Огульджан — сирота, Адамбай малюткой привез ее издалека, и она не эрсаринка — из другого племени, то ли иомудка, а может, гокленка даже, потому что когда-то Адамбай Орунов служил в нукерах у бека Карры-Кала. Огульджан выросла на дворе курганчи Адамбая, как вырастают отнятые от матери щенки: тихо скуля от голода, холода и в боязни хозяйских пинков. Нет: она выросла как красная роза посреди липкого и смрадного ила, и болото оказалось бессильным помешать расцвету ее красоты.

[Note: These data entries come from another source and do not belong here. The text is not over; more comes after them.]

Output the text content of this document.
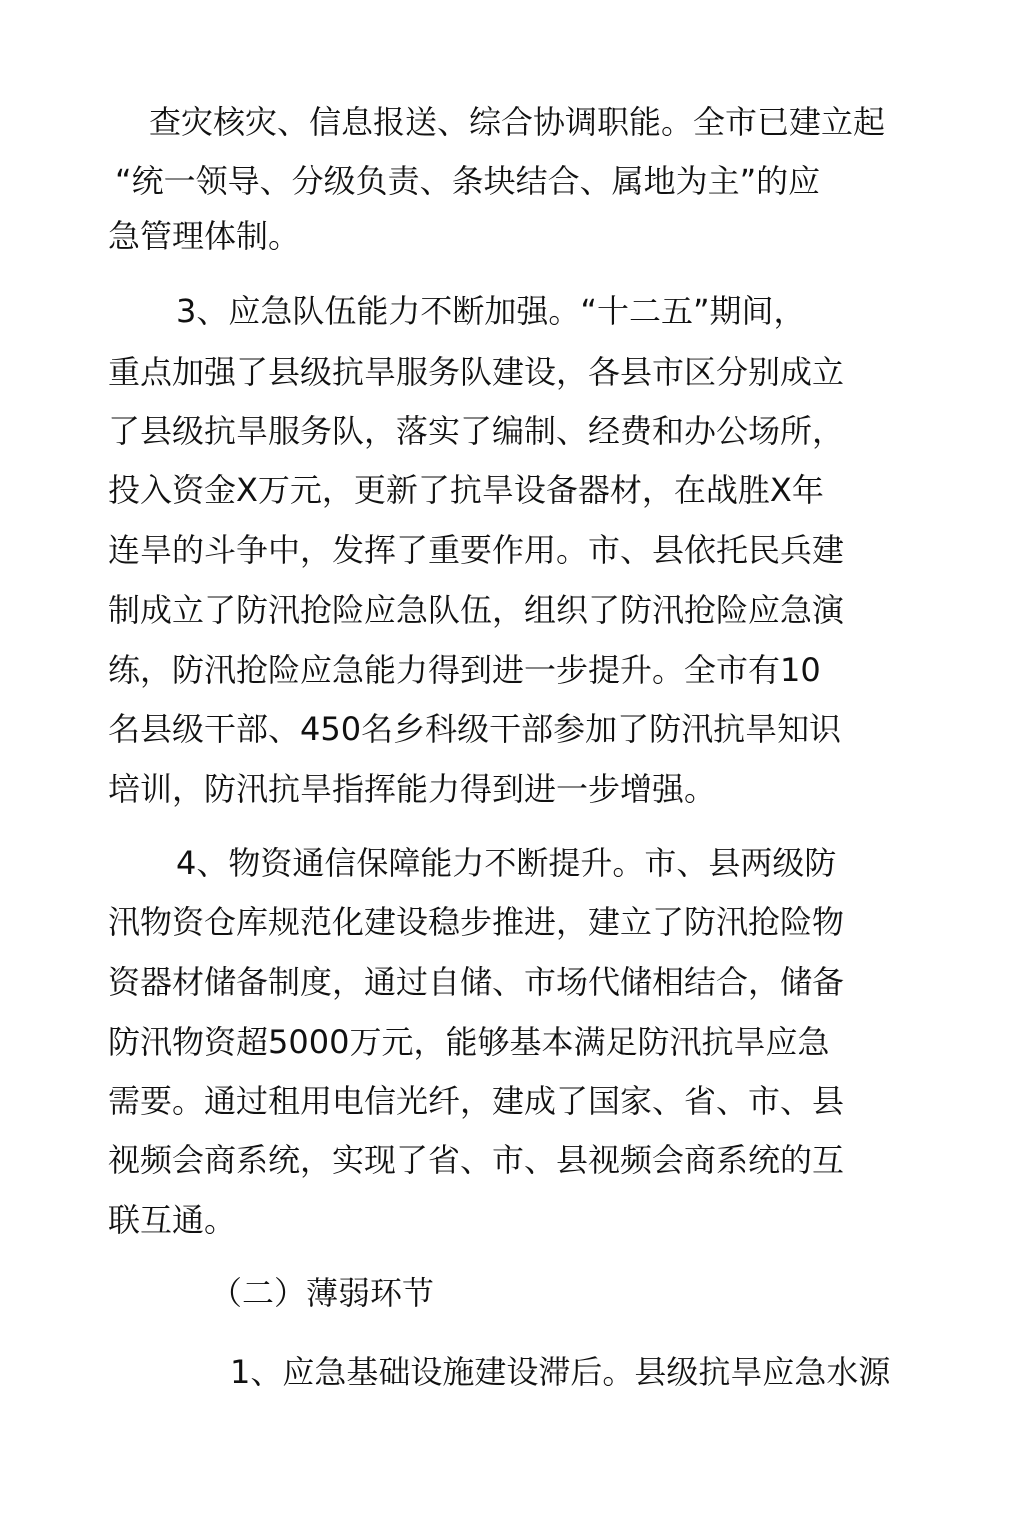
查灾核灾、信息报送、综合协调职能。全市已建立起
“统一领导、分级负责、条块结合、属地为主”的应
急管理体制。
3、应急队伍能力不断加强。“十二五”期间，
重点加强了县级抗旱服务队建设，各县市区分别成立
了县级抗旱服务队，落实了编制、经费和办公场所，
投入资金X万元，更新了抗旱设备器材，在战胜X年
连旱的斗争中，发挥了重要作用。市、县依托民兵建
制成立了防汛抢险应急队伍，组织了防汛抢险应急演
练，防汛抢险应急能力得到进一步提升。全市有10
名县级干部、450名乡科级干部参加了防汛抗旱知识
培训，防汛抗旱指挥能力得到进一步增强。
4、物资通信保障能力不断提升。市、县两级防
汛物资仓库规范化建设稳步推进，建立了防汛抢险物
资器材储备制度，通过自储、市场代储相结合，储备
防汛物资超5000万元，能够基本满足防汛抗旱应急
需要。通过租用电信光纤，建成了国家、省、市、县
视频会商系统，实现了省、市、县视频会商系统的互
联互通。
（二）薄弱环节
1、应急基础设施建设滞后。县级抗旱应急水源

Так он, Курбан, думал, часто тайком с высокого фисташкового дерева наблюдавший за печальной жизнью сироты в рабстве у Адамбая.

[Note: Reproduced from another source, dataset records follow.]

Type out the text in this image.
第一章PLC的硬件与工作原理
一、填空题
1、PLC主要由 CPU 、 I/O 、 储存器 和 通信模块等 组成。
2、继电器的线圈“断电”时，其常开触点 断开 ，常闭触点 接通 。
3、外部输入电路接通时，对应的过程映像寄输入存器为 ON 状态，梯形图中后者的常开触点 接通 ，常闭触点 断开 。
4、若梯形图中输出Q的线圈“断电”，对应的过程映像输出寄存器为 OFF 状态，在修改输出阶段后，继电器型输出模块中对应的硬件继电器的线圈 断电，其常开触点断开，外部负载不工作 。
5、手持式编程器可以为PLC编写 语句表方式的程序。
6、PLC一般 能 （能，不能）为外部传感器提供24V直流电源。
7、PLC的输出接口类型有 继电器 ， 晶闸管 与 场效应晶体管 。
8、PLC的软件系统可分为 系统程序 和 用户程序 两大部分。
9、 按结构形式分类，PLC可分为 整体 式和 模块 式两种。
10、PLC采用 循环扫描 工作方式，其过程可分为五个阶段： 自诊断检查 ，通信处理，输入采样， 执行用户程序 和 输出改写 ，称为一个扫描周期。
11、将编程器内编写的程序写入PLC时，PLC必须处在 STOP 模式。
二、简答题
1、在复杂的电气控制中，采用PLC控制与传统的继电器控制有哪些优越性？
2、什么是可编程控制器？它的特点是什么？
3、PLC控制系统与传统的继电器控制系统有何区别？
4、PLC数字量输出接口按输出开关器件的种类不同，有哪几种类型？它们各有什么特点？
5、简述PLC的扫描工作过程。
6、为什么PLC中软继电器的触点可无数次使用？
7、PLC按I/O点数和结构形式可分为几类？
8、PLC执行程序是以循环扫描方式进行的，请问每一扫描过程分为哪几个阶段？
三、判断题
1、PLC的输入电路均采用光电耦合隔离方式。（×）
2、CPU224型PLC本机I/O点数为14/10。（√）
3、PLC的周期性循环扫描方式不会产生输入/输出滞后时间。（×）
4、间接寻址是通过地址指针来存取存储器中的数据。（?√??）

Говорили, что, уезжая, Адамбай приковывает подросшую девочку длинной тонкой цепью к ткацкому станку — чтоб плела ковровые узоры, чтоб сама не убежала и никто не похитил бы.
Курбан как-то подстерег ее у трещины, разломившей дворовую глиняную стену, громким шепотом сказал:
— Не бойся меня, Огульджан… послушай…
— Ты кто? — изумленно спросила она.
— Я Курбан.
— Парень с дерева?
— Да.
— Хозяин меня убьет, если заметит, что я с тобой…
— Послушай, Огульджан, я хочу помочь тебе…
— Как?
— Не знаю, — признался он.
— У тебя нет денег, чтобы выкупить меня.
— Я заработаю.
— Сидя на дереве?
Она горько — по-взрослому — засмеялась…
И вот, иссушенный тифом, тащился он на приблудном верблюде спасти ее, тонкую девочку с неверящим — исподлобья — взглядом темных, как ночь, очей.
В эскадроне, оттиравший после боев узкий клинок сухим песком, он, задумавшись, не раз отраженно видел на безжалостном заточенном лезвии эти из непонятной ночи глаза. И во время стычек, привстав на стременах, выбросив руку с клинком вперед и вверх, он мчался навстречу врагу, мстительно видя в каждом Адамбая Орунова… И-э-э-э… вва-а-а-а!
Что там, в ауле, теперь?
И в какой-то час приплюснутые домишки и юрты аула выплыли из тусклой песчаной бесконечности как призрачный сонный остров. Глухое ватное небо, не всеобщее, а как бы только свое, аульное, укрывало здешнюю жизнь.
На въезде — кривые, торчком из песка, кости, до белизны обкатанные ветрами, и окаменелые горки нечистот. С тупыми мордами псы, полосатые от выпирающих ребер, не гавкнули, не побежали следом. Хоть бы какой-нибудь человечишка на безмолвной улице… пусто! Где-то яростно сражались, где-то устало и бессонно боролись с тифом и дизентерией, где-то упрямо, суматошно — в перестуке тысяч лопат и скрежете металла — уже строили социализм, а тут, понял Курбан, пустыня, окончательно засыпав слабые тропы тяжелым песком, продолжала таить в глубине своей горькие семена человеческой скорби. Красноармейский конный отряд Чарыева, уведший отсюда его, Курбана, был, скорее всего, первым и пока единственным вестником грядущих перемен.
Пустыня — это века, и что для нее три-четыре смутных года, два-три десятка мимолетных человеческих жизней: на песке возродились — в песок уйдут.